NGI Instructor Jay Weinstein is a food writer, editor, culinary instructor, and cookbook author. His food articles and recipes have been featured in The New York Times, Travel & Leisure, Newsday, Time Out New York, National Geographic Traveler, and numerous other publications. Jay’s latest book, The Ethical Gourmet (Random House/Broadway Books), focuses on ecologically sustainable fine foods. He is also author of The Everything Vegetarian Cookbook (Adams), and A Cup of Comfort Cookbook (Adams). He is a veteran of some of America’s top restaurant kitchens, including New York’s Le Bernardin and Orso, and Boston’s Jasper’s and The Four Seasons Hotel.
Eggs are warm when you collect them from the nest. Piglets have personalities. Chickens kick a lot after their throats are slit. Maple syrup is darker at the end of the season (grade “B”) because it has to be concentrated more to achieve equal sweetness to early season syrup (grade “A”).
These nuggets of farm life are among the many I gleaned from a weekend touring small and mid-size farms in upstate New York in October. Jen Small and Mike Yezzi of Flying Pigs Farm in Shushan, New York hosted nineteen food professionals, journalists, and nonprofit food system advocates to offer exposure to things that non-farmers might not know. And what an exposure it was.

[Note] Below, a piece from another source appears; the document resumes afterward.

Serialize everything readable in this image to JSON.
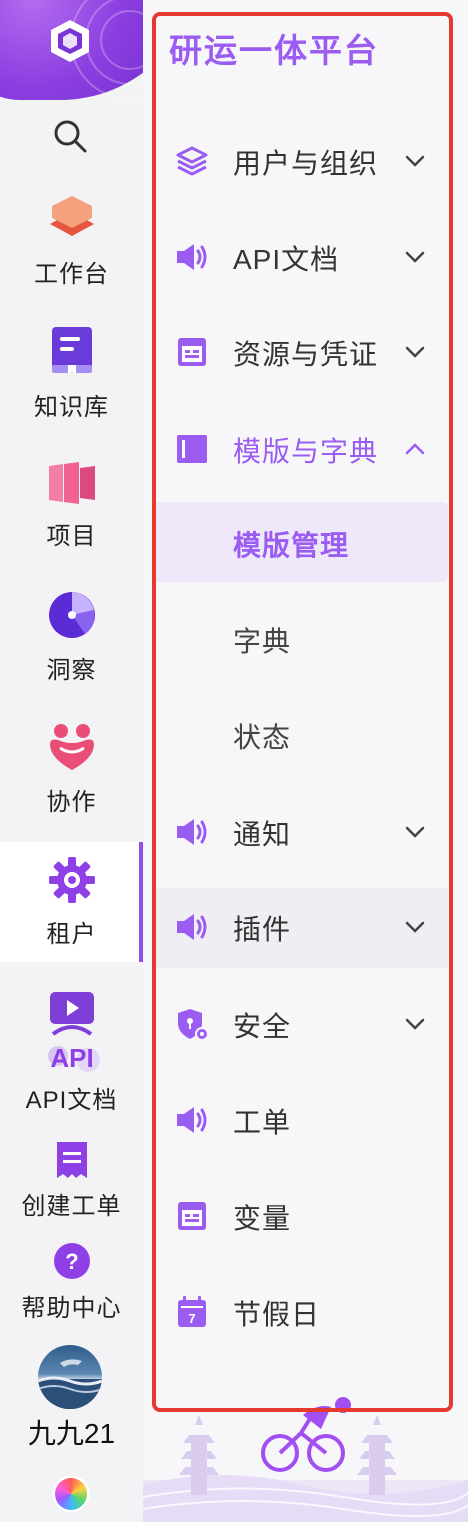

Within hours of arrival at the farm, an hour north of Albany, three miles from the Vermont border, I had held a live chicken for the first time, collected the aforementioned eggs, and held down a piglet as Mike castrated it (an important part of ensuring domestic tranquility in the barn, and developing marketable meat – the little fellow was playing minutes later with his brothers and sisters as if nothing had happened).

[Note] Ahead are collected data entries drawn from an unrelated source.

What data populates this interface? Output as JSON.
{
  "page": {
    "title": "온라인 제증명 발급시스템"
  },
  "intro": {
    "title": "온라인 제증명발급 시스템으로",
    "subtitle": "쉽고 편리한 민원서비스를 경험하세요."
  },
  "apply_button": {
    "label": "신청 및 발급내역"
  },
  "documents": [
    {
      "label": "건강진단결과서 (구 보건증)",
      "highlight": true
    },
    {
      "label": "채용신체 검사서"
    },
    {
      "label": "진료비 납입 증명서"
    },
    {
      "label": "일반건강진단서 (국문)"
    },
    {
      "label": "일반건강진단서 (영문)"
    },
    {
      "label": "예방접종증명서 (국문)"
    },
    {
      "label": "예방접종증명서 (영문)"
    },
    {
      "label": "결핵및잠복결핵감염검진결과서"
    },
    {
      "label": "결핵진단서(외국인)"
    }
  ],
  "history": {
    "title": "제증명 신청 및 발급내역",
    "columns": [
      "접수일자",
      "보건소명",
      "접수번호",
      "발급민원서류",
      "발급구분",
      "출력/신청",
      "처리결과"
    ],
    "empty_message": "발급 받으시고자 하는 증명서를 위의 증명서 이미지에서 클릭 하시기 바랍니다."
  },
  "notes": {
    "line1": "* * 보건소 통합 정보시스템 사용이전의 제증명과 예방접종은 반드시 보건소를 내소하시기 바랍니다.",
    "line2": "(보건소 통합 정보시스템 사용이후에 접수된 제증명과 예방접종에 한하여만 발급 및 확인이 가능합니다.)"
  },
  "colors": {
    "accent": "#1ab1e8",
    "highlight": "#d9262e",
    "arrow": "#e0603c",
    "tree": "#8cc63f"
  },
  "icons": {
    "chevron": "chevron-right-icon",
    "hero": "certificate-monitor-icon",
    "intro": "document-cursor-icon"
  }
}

Jen and Mike took us to two types of dairy farm – a Confined Animal Feeding Operation (CAFO), and a pasture-raised dairy. We saw cheese being made, and talked maple syrup in a sun-bleached sugar shack. Along the way, we heard about the realities, good and bad, of agriculture in New York State. We learned how land was being converted from farm use to residential development. We came to know the importance of fruit and dairy production to New York’s economy. And we sampled some of the freshest food I’ve ever tasted. Even the egg whites had flavor.